High-risk neuroblastoma is an aggressive and invasive paediatric malignancy, with few actionable somatic mutations. As such, intense multi-agent chemotherapy remains the standard-of-care. Unfortunately, only half these children are cured and survivors are at increased risk of serious complications such as deafness, infertility and secondary cancers. There is therefore an urgent need for predictive markers of therapeutic response, to guide rationalized treatment of high-risk neuroblastoma patients.
Failure to effectively activate apoptosis, or the ability to evade apoptosis, has been established as a key mechanism of chemoresistance in neuroblastoma. Despite this, there is little understanding of the apoptotic mechanism-of-action of current standard-of-care drugs, let alone their combined mechanism of action or any potential for synergistic/antagonistic interactions. Therefore, the aim of this project is to apply a network-wide, systems level approach to defining the apoptotic mechanisms activated by each of the main standard-of-care neuroblastoma drugs in order to identify rationalized patient-specific, synergistic drug combinations, that will be validated in vitro and in PDX models.
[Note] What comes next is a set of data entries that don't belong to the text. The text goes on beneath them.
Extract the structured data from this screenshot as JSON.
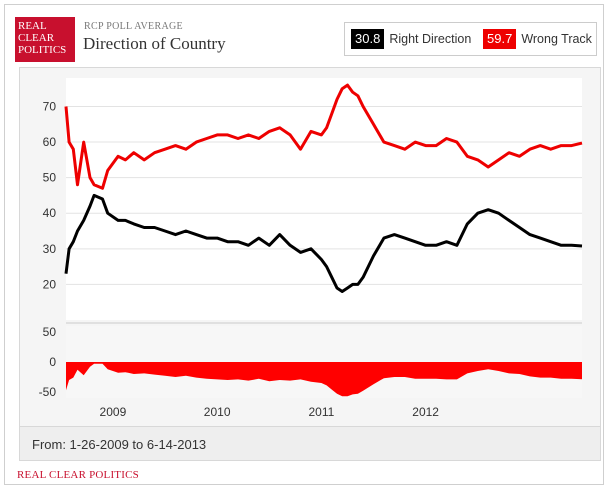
{
  "brand": {
    "logo_lines": [
      "REAL",
      "CLEAR",
      "POLITICS"
    ],
    "kicker": "RCP POLL AVERAGE",
    "title": "Direction of Country",
    "footer": "REAL CLEAR POLITICS"
  },
  "legend": [
    {
      "value": "30.8",
      "label": "Right Direction",
      "color": "#000000"
    },
    {
      "value": "59.7",
      "label": "Wrong Track",
      "color": "#ee0000"
    }
  ],
  "date_range": "From: 1-26-2009 to 6-14-2013",
  "colors": {
    "right": "#000000",
    "wrong": "#ee0000",
    "spread": "#ff0000",
    "accent": "#c8102e"
  },
  "chart_data": [
    {
      "type": "line",
      "ylim": [
        10,
        78
      ],
      "yticks": [
        20,
        30,
        40,
        50,
        60,
        70
      ],
      "xlim": [
        2008.55,
        2013.5
      ],
      "xticks": [
        {
          "label": "2009",
          "x": 2009
        },
        {
          "label": "2010",
          "x": 2010
        },
        {
          "label": "2011",
          "x": 2011
        },
        {
          "label": "2012",
          "x": 2012
        }
      ],
      "grid": true,
      "series": [
        {
          "name": "Wrong Track",
          "x": [
            2008.55,
            2008.58,
            2008.62,
            2008.66,
            2008.72,
            2008.78,
            2008.82,
            2008.9,
            2008.95,
            2009.05,
            2009.12,
            2009.2,
            2009.3,
            2009.4,
            2009.5,
            2009.6,
            2009.7,
            2009.8,
            2009.9,
            2010.0,
            2010.1,
            2010.2,
            2010.3,
            2010.4,
            2010.5,
            2010.6,
            2010.7,
            2010.8,
            2010.9,
            2011.0,
            2011.05,
            2011.1,
            2011.15,
            2011.2,
            2011.25,
            2011.3,
            2011.35,
            2011.4,
            2011.5,
            2011.6,
            2011.7,
            2011.8,
            2011.9,
            2012.0,
            2012.1,
            2012.2,
            2012.3,
            2012.4,
            2012.5,
            2012.6,
            2012.7,
            2012.8,
            2012.9,
            2013.0,
            2013.1,
            2013.2,
            2013.3,
            2013.4,
            2013.5
          ],
          "values": [
            70,
            60,
            58,
            48,
            60,
            50,
            48,
            47,
            52,
            56,
            55,
            57,
            55,
            57,
            58,
            59,
            58,
            60,
            61,
            62,
            62,
            61,
            62,
            61,
            63,
            64,
            62,
            58,
            63,
            62,
            64,
            68,
            72,
            75,
            76,
            74,
            73,
            70,
            65,
            60,
            59,
            58,
            60,
            59,
            59,
            61,
            60,
            56,
            55,
            53,
            55,
            57,
            56,
            58,
            59,
            58,
            59,
            59,
            59.7
          ]
        },
        {
          "name": "Right Direction",
          "x": [
            2008.55,
            2008.58,
            2008.62,
            2008.66,
            2008.72,
            2008.78,
            2008.82,
            2008.9,
            2008.95,
            2009.05,
            2009.12,
            2009.2,
            2009.3,
            2009.4,
            2009.5,
            2009.6,
            2009.7,
            2009.8,
            2009.9,
            2010.0,
            2010.1,
            2010.2,
            2010.3,
            2010.4,
            2010.5,
            2010.6,
            2010.7,
            2010.8,
            2010.9,
            2011.0,
            2011.05,
            2011.1,
            2011.15,
            2011.2,
            2011.25,
            2011.3,
            2011.35,
            2011.4,
            2011.5,
            2011.6,
            2011.7,
            2011.8,
            2011.9,
            2012.0,
            2012.1,
            2012.2,
            2012.3,
            2012.4,
            2012.5,
            2012.6,
            2012.7,
            2012.8,
            2012.9,
            2013.0,
            2013.1,
            2013.2,
            2013.3,
            2013.4,
            2013.5
          ],
          "values": [
            23,
            30,
            32,
            35,
            38,
            42,
            45,
            44,
            40,
            38,
            38,
            37,
            36,
            36,
            35,
            34,
            35,
            34,
            33,
            33,
            32,
            32,
            31,
            33,
            31,
            34,
            31,
            29,
            30,
            27,
            25,
            22,
            19,
            18,
            19,
            20,
            20,
            22,
            28,
            33,
            34,
            33,
            32,
            31,
            31,
            32,
            31,
            37,
            40,
            41,
            40,
            38,
            36,
            34,
            33,
            32,
            31,
            31,
            30.8
          ]
        }
      ]
    },
    {
      "type": "area",
      "ylim": [
        -60,
        60
      ],
      "yticks": [
        50,
        0,
        -50
      ],
      "series": [
        {
          "name": "Spread",
          "x": [
            2008.55,
            2008.58,
            2008.62,
            2008.66,
            2008.72,
            2008.78,
            2008.82,
            2008.9,
            2008.95,
            2009.05,
            2009.12,
            2009.2,
            2009.3,
            2009.4,
            2009.5,
            2009.6,
            2009.7,
            2009.8,
            2009.9,
            2010.0,
            2010.1,
            2010.2,
            2010.3,
            2010.4,
            2010.5,
            2010.6,
            2010.7,
            2010.8,
            2010.9,
            2011.0,
            2011.05,
            2011.1,
            2011.15,
            2011.2,
            2011.25,
            2011.3,
            2011.35,
            2011.4,
            2011.5,
            2011.6,
            2011.7,
            2011.8,
            2011.9,
            2012.0,
            2012.1,
            2012.2,
            2012.3,
            2012.4,
            2012.5,
            2012.6,
            2012.7,
            2012.8,
            2012.9,
            2013.0,
            2013.1,
            2013.2,
            2013.3,
            2013.4,
            2013.5
          ],
          "values": [
            -47,
            -30,
            -26,
            -13,
            -22,
            -8,
            -3,
            -3,
            -12,
            -18,
            -17,
            -20,
            -19,
            -21,
            -23,
            -25,
            -23,
            -26,
            -28,
            -29,
            -30,
            -29,
            -31,
            -28,
            -32,
            -30,
            -31,
            -29,
            -33,
            -35,
            -39,
            -46,
            -53,
            -57,
            -57,
            -54,
            -53,
            -48,
            -37,
            -27,
            -25,
            -25,
            -28,
            -28,
            -28,
            -29,
            -29,
            -19,
            -15,
            -12,
            -15,
            -19,
            -20,
            -24,
            -26,
            -26,
            -28,
            -28,
            -28.9
          ]
        }
      ]
    }
  ]
}
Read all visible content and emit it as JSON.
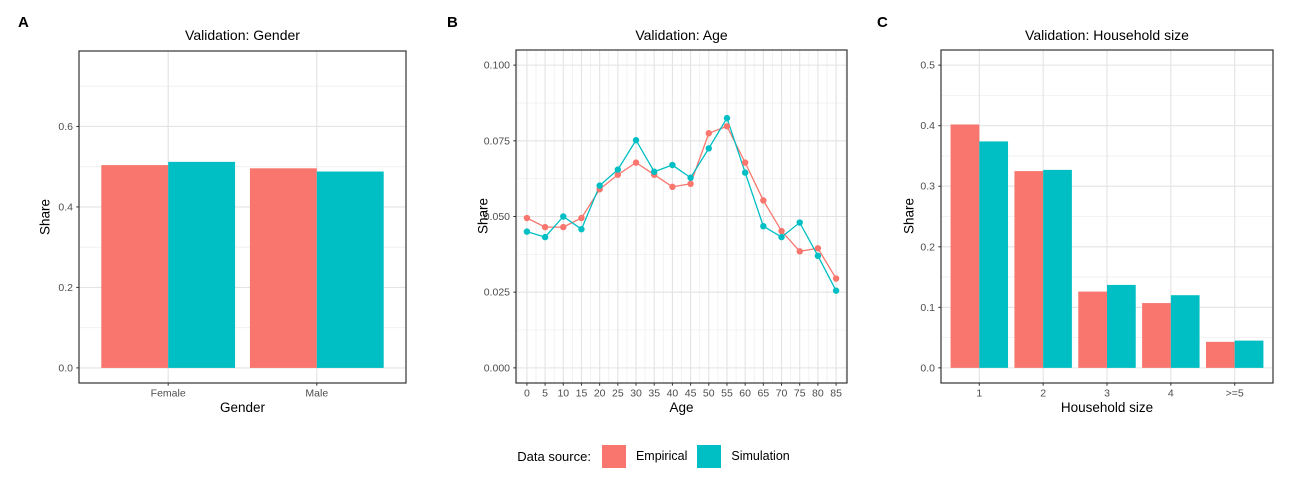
{
  "legend": {
    "title": "Data source:",
    "entries": [
      {
        "label": "Empirical",
        "color": "#F8766D"
      },
      {
        "label": "Simulation",
        "color": "#00BFC4"
      }
    ]
  },
  "chart_data": [
    {
      "type": "bar",
      "tag": "A",
      "title": "Validation: Gender",
      "xlabel": "Gender",
      "ylabel": "Share",
      "categories": [
        "Female",
        "Male"
      ],
      "series": [
        {
          "name": "Empirical",
          "color": "#F8766D",
          "values": [
            0.504,
            0.496
          ]
        },
        {
          "name": "Simulation",
          "color": "#00BFC4",
          "values": [
            0.512,
            0.488
          ]
        }
      ],
      "ylim": [
        0,
        0.75
      ],
      "yticks": [
        0.0,
        0.2,
        0.4,
        0.6
      ],
      "ytick_labels": [
        "0.0",
        "0.2",
        "0.4",
        "0.6"
      ],
      "grid": "major+minor",
      "legend_position": "bottom-shared"
    },
    {
      "type": "line",
      "tag": "B",
      "title": "Validation: Age",
      "xlabel": "Age",
      "ylabel": "Share",
      "x": [
        0,
        5,
        10,
        15,
        20,
        25,
        30,
        35,
        40,
        45,
        50,
        55,
        60,
        65,
        70,
        75,
        80,
        85
      ],
      "series": [
        {
          "name": "Empirical",
          "color": "#F8766D",
          "values": [
            0.0495,
            0.0465,
            0.0465,
            0.0495,
            0.059,
            0.0638,
            0.0678,
            0.0638,
            0.0598,
            0.0608,
            0.0775,
            0.0798,
            0.0678,
            0.0553,
            0.0452,
            0.0385,
            0.0395,
            0.0295
          ]
        },
        {
          "name": "Simulation",
          "color": "#00BFC4",
          "values": [
            0.045,
            0.0432,
            0.05,
            0.0458,
            0.0602,
            0.0655,
            0.0752,
            0.0648,
            0.067,
            0.0628,
            0.0725,
            0.0825,
            0.0645,
            0.0468,
            0.0432,
            0.048,
            0.037,
            0.0255
          ]
        }
      ],
      "xlim": [
        -3,
        88
      ],
      "xticks": [
        0,
        5,
        10,
        15,
        20,
        25,
        30,
        35,
        40,
        45,
        50,
        55,
        60,
        65,
        70,
        75,
        80,
        85
      ],
      "xtick_labels": [
        "0",
        "5",
        "10",
        "15",
        "20",
        "25",
        "30",
        "35",
        "40",
        "45",
        "50",
        "55",
        "60",
        "65",
        "70",
        "75",
        "80",
        "85"
      ],
      "ylim": [
        0,
        0.1
      ],
      "yticks": [
        0.0,
        0.025,
        0.05,
        0.075,
        0.1
      ],
      "ytick_labels": [
        "0.000",
        "0.025",
        "0.050",
        "0.075",
        "0.100"
      ],
      "grid": "major+minor",
      "legend_position": "bottom-shared"
    },
    {
      "type": "bar",
      "tag": "C",
      "title": "Validation: Household size",
      "xlabel": "Household size",
      "ylabel": "Share",
      "categories": [
        "1",
        "2",
        "3",
        "4",
        ">=5"
      ],
      "series": [
        {
          "name": "Empirical",
          "color": "#F8766D",
          "values": [
            0.402,
            0.325,
            0.126,
            0.107,
            0.043
          ]
        },
        {
          "name": "Simulation",
          "color": "#00BFC4",
          "values": [
            0.374,
            0.327,
            0.137,
            0.12,
            0.045
          ]
        }
      ],
      "ylim": [
        0,
        0.5
      ],
      "yticks": [
        0.0,
        0.1,
        0.2,
        0.3,
        0.4,
        0.5
      ],
      "ytick_labels": [
        "0.0",
        "0.1",
        "0.2",
        "0.3",
        "0.4",
        "0.5"
      ],
      "grid": "major+minor",
      "legend_position": "bottom-shared"
    }
  ]
}
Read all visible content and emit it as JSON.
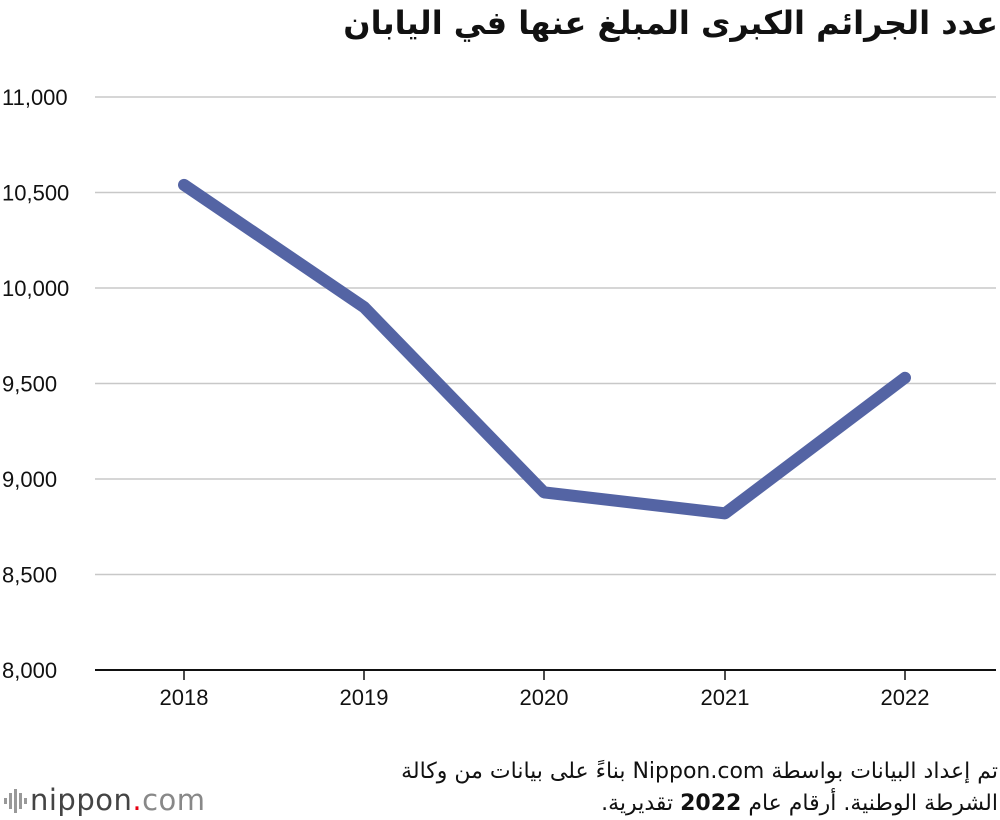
{
  "chart_data": {
    "type": "line",
    "title": "عدد الجرائم الكبرى المبلغ عنها في اليابان",
    "categories": [
      "2018",
      "2019",
      "2020",
      "2021",
      "2022"
    ],
    "series": [
      {
        "values": [
          10540,
          9900,
          8930,
          8820,
          9530
        ],
        "color": "#5464a4"
      }
    ],
    "ylim": [
      8000,
      11000
    ],
    "yticks": [
      8000,
      8500,
      9000,
      9500,
      10000,
      10500,
      11000
    ],
    "ytick_labels": [
      "8,000",
      "8,500",
      "9,000",
      "9,500",
      "10,000",
      "10,500",
      "11,000"
    ],
    "grid": true,
    "xlabel": "",
    "ylabel": ""
  },
  "note": {
    "line1": "تم إعداد البيانات بواسطة Nippon.com بناءً على بيانات من وكالة",
    "line2_pre": "الشرطة الوطنية. أرقام عام ",
    "line2_bold": "2022",
    "line2_post": " تقديرية."
  },
  "logo": {
    "name": "nippon",
    "dot": ".",
    "suffix": "com"
  },
  "colors": {
    "line": "#5464a4",
    "grid": "#c8c8c8",
    "axis": "#111111",
    "logo_dot": "#e60012"
  }
}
To this end, a high-content, functional genomics screen was conducted with an esiRNA library of 200 apoptotic genes and seven treatment conditions; including current standard-of-care neuroblastoma drugs doxorubicin, irinotecan, topotecan and vincristine, and prospective neuroblastoma drugs, alisertib and romidepsin. Multi-dimensional analysis of this dataset has elegantly demonstrated that synergy between any two chemotherapy drugs is proportional to the magnitude of divergence in apoptotic pathway utilization. Therefore, the application of this systems biology approach to rationalized mechanism-based drug selection will address fundamental questions about the network level functioning of apoptotic signalling pathways, and also inform the development of a precision medicine approach that will aim to improve outcomes for high-risk neuroblastoma patients.